Climate change is deeply disturbing and very hard to live with. We know and understand the implications of the science but we continue living–habitus— as we have been—an emotional denialism with its resistance to change. So we continue to live in parallel worlds. We think in one way and live in another.
The connections often take the form of networks of Australian creative responses to climate change, such as the Australian Environmental Humanities hub and Climartev. The former is a site for the gathering, dissemination and coordination of news, events, short courses and other happenings in the emerging field of the Environmental Humanities. The latter is Melbourne based and it brings together a broad alliance of arts organisations, practitioners, administrators, patrons and academics from across the spectrum of the arts sector, including the visual arts, music, theatre, dance, literature, architecture, and cinema. They organised the Melbourne based Art+Climate Change Festival in 2015.

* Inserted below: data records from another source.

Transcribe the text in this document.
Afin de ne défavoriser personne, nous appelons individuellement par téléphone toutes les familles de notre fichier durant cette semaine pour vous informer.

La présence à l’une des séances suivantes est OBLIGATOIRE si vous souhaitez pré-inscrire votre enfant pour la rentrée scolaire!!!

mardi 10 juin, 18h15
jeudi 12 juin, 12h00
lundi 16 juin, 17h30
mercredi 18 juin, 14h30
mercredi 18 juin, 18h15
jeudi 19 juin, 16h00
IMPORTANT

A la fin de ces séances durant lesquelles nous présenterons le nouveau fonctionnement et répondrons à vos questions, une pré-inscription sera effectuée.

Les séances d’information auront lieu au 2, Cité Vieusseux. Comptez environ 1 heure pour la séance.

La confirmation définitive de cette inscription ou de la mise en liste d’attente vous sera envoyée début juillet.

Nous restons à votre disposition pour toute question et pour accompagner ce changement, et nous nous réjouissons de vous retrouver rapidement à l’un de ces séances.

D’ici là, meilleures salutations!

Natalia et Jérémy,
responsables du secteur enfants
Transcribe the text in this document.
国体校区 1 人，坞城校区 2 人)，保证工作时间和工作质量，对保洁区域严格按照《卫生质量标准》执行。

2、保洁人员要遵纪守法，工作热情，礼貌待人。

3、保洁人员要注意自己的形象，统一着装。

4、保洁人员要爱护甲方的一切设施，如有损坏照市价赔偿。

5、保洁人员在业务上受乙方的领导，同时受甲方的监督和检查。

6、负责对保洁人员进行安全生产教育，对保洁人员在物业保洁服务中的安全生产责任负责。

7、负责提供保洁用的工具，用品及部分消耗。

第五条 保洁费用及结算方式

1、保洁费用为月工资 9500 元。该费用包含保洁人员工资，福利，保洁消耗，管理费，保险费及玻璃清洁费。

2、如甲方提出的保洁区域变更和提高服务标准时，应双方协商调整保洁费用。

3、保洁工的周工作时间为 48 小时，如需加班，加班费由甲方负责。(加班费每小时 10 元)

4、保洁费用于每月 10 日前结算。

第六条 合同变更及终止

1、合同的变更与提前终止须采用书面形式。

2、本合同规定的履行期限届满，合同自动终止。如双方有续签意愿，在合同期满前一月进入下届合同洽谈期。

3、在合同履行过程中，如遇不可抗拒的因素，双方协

We now face increased global temperatures beyond the small 1% changes of the mediaeval warming and the little ice age of the 16-18th centuries. This global gives rise to doubt an emotional denialism and habitual avoidance about our unwanted dystopian future. One response to being faced with a reality of a climate crisis that is too uncomfortable to accept, we reject it instead, insisting that it is not true despite what may be overwhelming evidence of science.